As the SimCity Gong Show stumbles ever onward, a petition demanding the withdrawal of always-on DRM is burning its way to the top of Change.org.
You may have heard rumblings that not all is entirely well with the launch of SimCity. The game is actually quite good when it works, by all reports, but the trouble is that it often doesn’t work because – you guessed it – it relies on full-time connections to remote servers. And, as has happened with pretty much every other server-dependent game release in history, it was, and is, a disaster.
And with all the predictability of the launch mess itself comes – you guessed it! – an outraged petition demanding the end of always-on DRM. “When I, And millions of other people, buy a game that has a single-player experience. We expect it to work regardless of our connectivity to the internet, or quality of our connection.

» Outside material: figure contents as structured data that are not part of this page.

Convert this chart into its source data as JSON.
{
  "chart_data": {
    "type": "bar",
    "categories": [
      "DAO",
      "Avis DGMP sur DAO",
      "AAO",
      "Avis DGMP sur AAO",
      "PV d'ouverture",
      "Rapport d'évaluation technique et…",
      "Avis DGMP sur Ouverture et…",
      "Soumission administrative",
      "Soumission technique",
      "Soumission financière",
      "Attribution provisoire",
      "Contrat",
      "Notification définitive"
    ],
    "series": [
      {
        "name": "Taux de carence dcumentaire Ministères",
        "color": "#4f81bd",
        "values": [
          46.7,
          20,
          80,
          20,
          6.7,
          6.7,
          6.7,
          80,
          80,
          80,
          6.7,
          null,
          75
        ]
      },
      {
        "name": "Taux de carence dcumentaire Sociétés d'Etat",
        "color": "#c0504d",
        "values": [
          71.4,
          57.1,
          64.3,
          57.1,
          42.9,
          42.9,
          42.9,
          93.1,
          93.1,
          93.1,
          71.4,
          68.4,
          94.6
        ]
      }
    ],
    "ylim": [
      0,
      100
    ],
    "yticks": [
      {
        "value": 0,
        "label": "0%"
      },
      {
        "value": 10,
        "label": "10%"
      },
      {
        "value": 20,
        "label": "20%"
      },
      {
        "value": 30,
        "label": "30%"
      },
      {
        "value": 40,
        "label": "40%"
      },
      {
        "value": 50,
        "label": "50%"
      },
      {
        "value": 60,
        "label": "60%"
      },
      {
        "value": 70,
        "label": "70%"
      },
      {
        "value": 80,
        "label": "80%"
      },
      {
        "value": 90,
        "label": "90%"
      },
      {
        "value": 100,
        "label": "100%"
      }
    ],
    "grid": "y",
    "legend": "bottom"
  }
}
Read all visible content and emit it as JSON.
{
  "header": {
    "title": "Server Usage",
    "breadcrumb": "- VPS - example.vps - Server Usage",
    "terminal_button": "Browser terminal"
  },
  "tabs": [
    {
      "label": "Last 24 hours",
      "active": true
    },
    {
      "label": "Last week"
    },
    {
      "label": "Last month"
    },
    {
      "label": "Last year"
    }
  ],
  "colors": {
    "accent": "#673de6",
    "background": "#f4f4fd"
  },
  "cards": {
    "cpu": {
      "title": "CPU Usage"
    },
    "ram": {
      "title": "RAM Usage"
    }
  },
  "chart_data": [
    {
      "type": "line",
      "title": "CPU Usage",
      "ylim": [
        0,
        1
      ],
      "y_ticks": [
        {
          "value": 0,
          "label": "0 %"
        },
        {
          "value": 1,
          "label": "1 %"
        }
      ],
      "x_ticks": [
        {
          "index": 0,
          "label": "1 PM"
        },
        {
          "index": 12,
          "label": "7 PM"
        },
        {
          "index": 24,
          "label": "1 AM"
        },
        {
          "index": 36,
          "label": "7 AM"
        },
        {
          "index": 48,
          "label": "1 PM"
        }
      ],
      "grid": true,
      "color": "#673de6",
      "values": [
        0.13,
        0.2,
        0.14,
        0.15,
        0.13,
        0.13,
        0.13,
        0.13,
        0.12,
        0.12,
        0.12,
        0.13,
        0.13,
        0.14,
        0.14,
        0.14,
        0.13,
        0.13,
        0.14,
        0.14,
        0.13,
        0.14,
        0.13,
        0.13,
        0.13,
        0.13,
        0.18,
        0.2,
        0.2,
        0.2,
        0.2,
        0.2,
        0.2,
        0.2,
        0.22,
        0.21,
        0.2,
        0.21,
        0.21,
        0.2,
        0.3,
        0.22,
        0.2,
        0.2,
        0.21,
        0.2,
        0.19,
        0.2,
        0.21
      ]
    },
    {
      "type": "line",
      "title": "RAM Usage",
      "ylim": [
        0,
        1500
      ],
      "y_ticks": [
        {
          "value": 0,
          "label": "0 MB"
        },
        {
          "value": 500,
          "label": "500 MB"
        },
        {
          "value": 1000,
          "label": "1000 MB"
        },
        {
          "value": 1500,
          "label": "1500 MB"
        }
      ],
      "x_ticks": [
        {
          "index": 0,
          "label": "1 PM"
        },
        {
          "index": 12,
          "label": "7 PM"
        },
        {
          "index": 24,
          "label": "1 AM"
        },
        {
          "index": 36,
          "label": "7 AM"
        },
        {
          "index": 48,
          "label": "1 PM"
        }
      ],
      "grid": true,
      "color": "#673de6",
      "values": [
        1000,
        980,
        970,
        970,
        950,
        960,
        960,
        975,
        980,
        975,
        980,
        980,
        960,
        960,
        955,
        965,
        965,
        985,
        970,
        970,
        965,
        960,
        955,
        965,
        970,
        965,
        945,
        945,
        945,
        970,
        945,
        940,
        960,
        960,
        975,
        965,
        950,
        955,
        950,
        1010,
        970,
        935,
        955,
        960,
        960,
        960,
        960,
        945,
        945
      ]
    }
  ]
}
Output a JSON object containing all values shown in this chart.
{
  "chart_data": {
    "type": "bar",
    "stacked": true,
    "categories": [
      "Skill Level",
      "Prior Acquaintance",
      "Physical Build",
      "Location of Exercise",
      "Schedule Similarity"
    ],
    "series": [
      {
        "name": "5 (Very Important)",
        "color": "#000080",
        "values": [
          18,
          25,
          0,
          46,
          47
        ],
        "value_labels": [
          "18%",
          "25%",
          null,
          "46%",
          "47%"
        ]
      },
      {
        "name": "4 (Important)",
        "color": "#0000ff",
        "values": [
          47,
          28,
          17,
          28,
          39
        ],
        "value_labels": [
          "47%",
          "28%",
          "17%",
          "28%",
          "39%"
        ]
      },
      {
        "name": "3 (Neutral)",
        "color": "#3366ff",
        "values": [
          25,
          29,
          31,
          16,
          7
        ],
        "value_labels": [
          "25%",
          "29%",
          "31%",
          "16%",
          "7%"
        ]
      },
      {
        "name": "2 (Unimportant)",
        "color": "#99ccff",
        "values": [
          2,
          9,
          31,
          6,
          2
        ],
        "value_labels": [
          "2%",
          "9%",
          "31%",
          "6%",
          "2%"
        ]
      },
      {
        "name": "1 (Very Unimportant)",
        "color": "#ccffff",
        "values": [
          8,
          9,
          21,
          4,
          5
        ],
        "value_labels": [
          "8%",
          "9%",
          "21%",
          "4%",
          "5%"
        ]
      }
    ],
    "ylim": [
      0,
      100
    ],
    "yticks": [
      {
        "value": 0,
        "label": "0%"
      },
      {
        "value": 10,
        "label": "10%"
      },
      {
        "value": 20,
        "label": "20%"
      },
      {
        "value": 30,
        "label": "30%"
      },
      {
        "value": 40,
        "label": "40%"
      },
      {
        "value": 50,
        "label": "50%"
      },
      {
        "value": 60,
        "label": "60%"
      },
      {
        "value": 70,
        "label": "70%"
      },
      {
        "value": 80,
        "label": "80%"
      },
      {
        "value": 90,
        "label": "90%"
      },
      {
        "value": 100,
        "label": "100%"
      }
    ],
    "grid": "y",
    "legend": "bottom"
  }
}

EA has made this impossible, so many people with an unstable connection will not even be able to play the game in the first place, let alone anyone who wants to play on the go/with no internet connection,” it says. And then, the simple demand: “Remove ‘Always Online’ DRM from SimCity and future games.”
Internet petitions are a dime a dozen, but this one is attracting an awful lot of attention. Just one day after going public, it has already pulled in more than 34,000 signatures, and that number just keeps on climbing. Whether it’s driven by the particular ugliness of this specific launch or the cumulative effect of one always-on circus after another, SimCity fans, and presumably gamers in general, are speaking up in numbers. It won’t change a thing, of course, but it might make people feel a little while they wait for the servers to unclog.